Look at an early mover and a notoriously cloudy place: Germany. As of 2024, per PV Magazine, German residential rooftop solar without storage was at $1.15-$2.00 per watt. The US ranges between $2.40-$4.00, and in some markets it’s much higher.

Solar’s soft costs still represent nearly 60% of the total project stack. While hardware costs have dropped >90% since 2010, expenses related to marketing, sales, permitting, and overhead are keeping prices inflated. 

The industry needs time to establish industry standards and implement some regulation on sales tactics, as highlighted in the 2023 Times article “How Solar Sales Bros Threaten the Green Energy Transition,” would be very beneficial.
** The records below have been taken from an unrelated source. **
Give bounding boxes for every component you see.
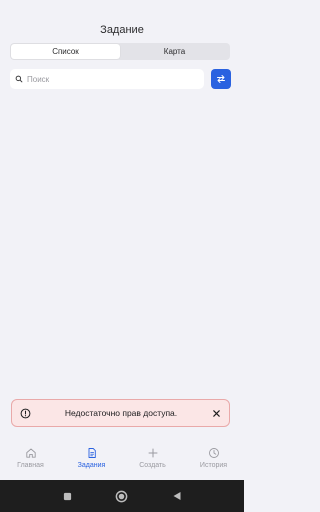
search-icon (15, 75, 23, 83)
tab-label: Создать (139, 462, 166, 469)
toast-message: Недостаточно прав доступа. (64, 408, 178, 418)
system-navigation-bar (0, 480, 244, 512)
swap-button[interactable] (211, 69, 231, 89)
toast-close-button[interactable] (211, 408, 221, 418)
home-button[interactable] (115, 489, 129, 503)
home-icon (25, 448, 36, 458)
tab-tasks[interactable]: Задания (61, 443, 122, 479)
swap-icon (217, 75, 225, 83)
clock-icon (208, 448, 219, 458)
view-switcher: Список Карта (10, 43, 230, 60)
page-title: Задание (100, 24, 144, 36)
tab-home[interactable]: Главная (0, 443, 61, 479)
plus-icon (148, 448, 157, 458)
tab-history[interactable]: История (183, 443, 244, 479)
triangle-back-icon (173, 492, 181, 500)
search-input[interactable] (27, 74, 187, 84)
alert-circle-icon (20, 408, 31, 418)
bottom-tab-bar: Главная Задания Создать История (0, 443, 244, 479)
document-icon (88, 448, 96, 458)
tab-list[interactable]: Список (11, 44, 120, 59)
tab-map[interactable]: Карта (120, 44, 229, 59)
close-icon (212, 409, 220, 417)
header: Задание (0, 0, 244, 40)
circle-icon (116, 490, 128, 502)
tab-label: Главная (17, 462, 44, 469)
recents-button[interactable] (60, 489, 74, 503)
tab-label: Задания (77, 462, 106, 469)
error-toast: Недостаточно прав доступа. (11, 399, 230, 427)
tab-create[interactable]: Создать (122, 443, 183, 479)
tab-label: История (199, 462, 228, 469)
search-bar[interactable] (10, 69, 204, 89)
square-icon (63, 492, 71, 500)
back-button[interactable] (170, 489, 184, 503)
This gives more time for industry watchdog organization Recheck and the DOE-backed SolarApp, for automating and streamlining AHJ permitting, to take root. 

Lastly, further incentivizing battery attachment rates will enable solar to reach maturation. California, Texas, Arizona, Tennessee, and other states have near 100% attachment rates, meaning whenever solar is installed, they almost always include a battery. But battery hardware prices still need to come down further. 


So, What Should Be Done?

Phase down the ITC over 3–5 years, giving time for:

  • Reducing the 60% of soft costs to further compress solar’s price per watt 
  • Solar-plus-storage to become the standard across all states
  • Domestic solar manufacturing to take root
  • And yes, humanoids to quietly enter our factories and balance the labor curve

That’s the compromise: Don’t eliminate the ITC. Lower it responsibly. Give the industry time to reach maturity — then let the industry stand on its own.

If you eliminate solar incentives today, you don’t just hurt solar. You hurt the entire ecosystem needed to win the AI race, bring back domestic manufacturing, and keep the United States as the world hegemon. Enacting the House bill in its current form allows China to win the world’s future technologies before the race even really takes off. 

And that would be a very un-beautiful outcome.

TL;DR

Scanifly CEO Jason Steinberg argues that eliminating the 30% Solar Investment Tax Credit would undermine America’s AI leadership and domestic manufacturing goals. Instead of killing the ITC, he proposes a 3-5 year phase-down period, noting that solar is essential for powering AI infrastructure, supporting domestic manufacturing, and competing with China’s dominance in humanoid robotics. Solar represents 66% of new U.S. energy capacity but only 6% of total generation—it’s still maturing and needs policy stability to reach full potential.